The Besta Institute cohort included E-II-3 the Italian patient, as well as 96 dystonia patients from Lubeck (Germany). The variant was confirmed via Sanger sequencing. To confirm the variant it was necessary to conduct a parent study done on the offspring of the patients. This case study is the first to establish the existence of a single variant in the EIF2AK2 gene , which is associated with generalized dystonia.
The EIF2AK2 gene is linked to early onset generalized dystonia, which is isolated. In a study of five patients from a Taiwanese family, a missense variant in the gene was associated with the onset of dystonia for three cases. The study also identified three missense variants within the gene, all located within the functional domains of encoded protein.
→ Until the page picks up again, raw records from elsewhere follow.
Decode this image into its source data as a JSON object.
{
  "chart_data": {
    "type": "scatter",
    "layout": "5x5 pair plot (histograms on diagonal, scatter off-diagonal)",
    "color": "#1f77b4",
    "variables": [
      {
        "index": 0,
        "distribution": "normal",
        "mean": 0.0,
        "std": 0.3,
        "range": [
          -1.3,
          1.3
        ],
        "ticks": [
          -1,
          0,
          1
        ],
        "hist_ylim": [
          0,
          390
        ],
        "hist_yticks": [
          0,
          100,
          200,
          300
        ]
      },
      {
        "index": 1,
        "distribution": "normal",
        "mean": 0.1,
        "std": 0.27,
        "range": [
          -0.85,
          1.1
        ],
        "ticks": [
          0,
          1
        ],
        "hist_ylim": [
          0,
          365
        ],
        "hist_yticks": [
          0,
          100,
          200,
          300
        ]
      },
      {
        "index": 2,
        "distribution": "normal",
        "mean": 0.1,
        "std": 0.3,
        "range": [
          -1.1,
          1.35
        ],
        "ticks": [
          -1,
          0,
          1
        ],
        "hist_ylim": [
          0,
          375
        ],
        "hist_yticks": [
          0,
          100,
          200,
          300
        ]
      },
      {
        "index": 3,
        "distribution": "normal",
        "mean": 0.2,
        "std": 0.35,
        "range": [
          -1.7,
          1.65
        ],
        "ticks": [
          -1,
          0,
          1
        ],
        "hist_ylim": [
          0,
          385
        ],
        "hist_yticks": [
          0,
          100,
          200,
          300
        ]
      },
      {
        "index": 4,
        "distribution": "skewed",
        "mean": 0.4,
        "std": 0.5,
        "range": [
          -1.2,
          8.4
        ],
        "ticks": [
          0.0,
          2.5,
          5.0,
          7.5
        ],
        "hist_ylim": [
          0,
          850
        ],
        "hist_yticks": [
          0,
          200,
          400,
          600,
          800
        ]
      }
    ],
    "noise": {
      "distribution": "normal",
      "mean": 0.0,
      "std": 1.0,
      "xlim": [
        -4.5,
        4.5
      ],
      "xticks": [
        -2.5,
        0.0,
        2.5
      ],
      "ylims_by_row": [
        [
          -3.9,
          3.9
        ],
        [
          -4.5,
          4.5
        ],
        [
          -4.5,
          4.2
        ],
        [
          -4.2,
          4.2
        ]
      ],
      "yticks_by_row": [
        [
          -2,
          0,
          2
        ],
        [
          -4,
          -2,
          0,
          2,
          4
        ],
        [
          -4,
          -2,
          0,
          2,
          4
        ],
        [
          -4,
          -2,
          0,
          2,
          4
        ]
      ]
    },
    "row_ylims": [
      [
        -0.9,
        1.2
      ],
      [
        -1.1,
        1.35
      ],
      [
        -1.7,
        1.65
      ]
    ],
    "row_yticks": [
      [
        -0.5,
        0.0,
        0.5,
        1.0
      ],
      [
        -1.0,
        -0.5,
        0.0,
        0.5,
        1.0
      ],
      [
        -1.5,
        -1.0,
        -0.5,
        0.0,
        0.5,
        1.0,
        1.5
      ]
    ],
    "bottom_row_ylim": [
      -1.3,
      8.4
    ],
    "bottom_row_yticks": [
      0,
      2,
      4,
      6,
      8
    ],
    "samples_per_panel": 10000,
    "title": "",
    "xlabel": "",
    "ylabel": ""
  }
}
It is not clear what role EIF2AK2 plays in progression of the condition. However the gene has been implicated in neurodegeneration induced by HIV/gp120. It is a substrate of autophosphorylation and protein kinases. It is also involved in cell expansion, mRNA translation and apoptosis. Further research is needed to understand the role of EIF2AK2 in the development of this disease.
IBD is a popular term for a variety of relapsing inflammatory disorders. The disease is characterized by activation of the inflammasome however the mechanisms behind this remain unclear. Double-stranded, non-RNA-dependent proteinkinase (EIF2AK2) is the name given to the gene that encodes EIF2AK2. This gene has been associated with Alzheimer's disease by studies on genetics. More research is needed to determine its function in this condition.
The EIF2AK2 gene was first discovered by Barber et al. Barber and co. determined the EIF2AK2 gene's EIF2AK2 region to chromosome 21. Similar techniques were employed to map the mouse EIF2AK2 gene to chromosome 17 (band E2), but Squire and colleagues. The EIF2AK2 gene was assigned to the boundary between 2p22 and 21p21.
The spleen is home to large amounts of PrPres the molecule responsible for inflammation in the brain. These tissues were used to extract total RNA , and were examined in the same way as brain samples. There was no significant change in the levels of mRNA in the spleens. The results of the Alzheimer's disease research weren't applicable to human beings. This study can help future studies on this protein.
The EIF2AK2 gene's product is a human protein recombinant enzyme, connects to the DNA sequence. Its molecular weight (MW) is 64 kDa and it has a 252-amino tail. The protein was previously identified as a native meelin from swine. The EIF2AK2 marker's applications include cell proliferation and tumorigenesis.
The expression of the EIF2AK2 marker in pancreatic cancer correlates with the expression of STAT1 and interferon-stimulated genes. It also indicates a negative correlation between them, which is linked with a poor prognosis. The UCSC Xena browser summarizes studies that utilized the EIF2AK2 marker. These results require further validation.
PMID: 1695551 by Meurs E., et al. Molecular cloning and characterization of the human double-stranded RNA-activated protein kinase induced by interferon.
PMID: 1373553 by Thomis D.C., et al. Mechanism of interferon action: cDNA structure, expression, and regulation of the interferon-induced, RNA-dependent P1/eIF-2 alpha protein kinase from human cells.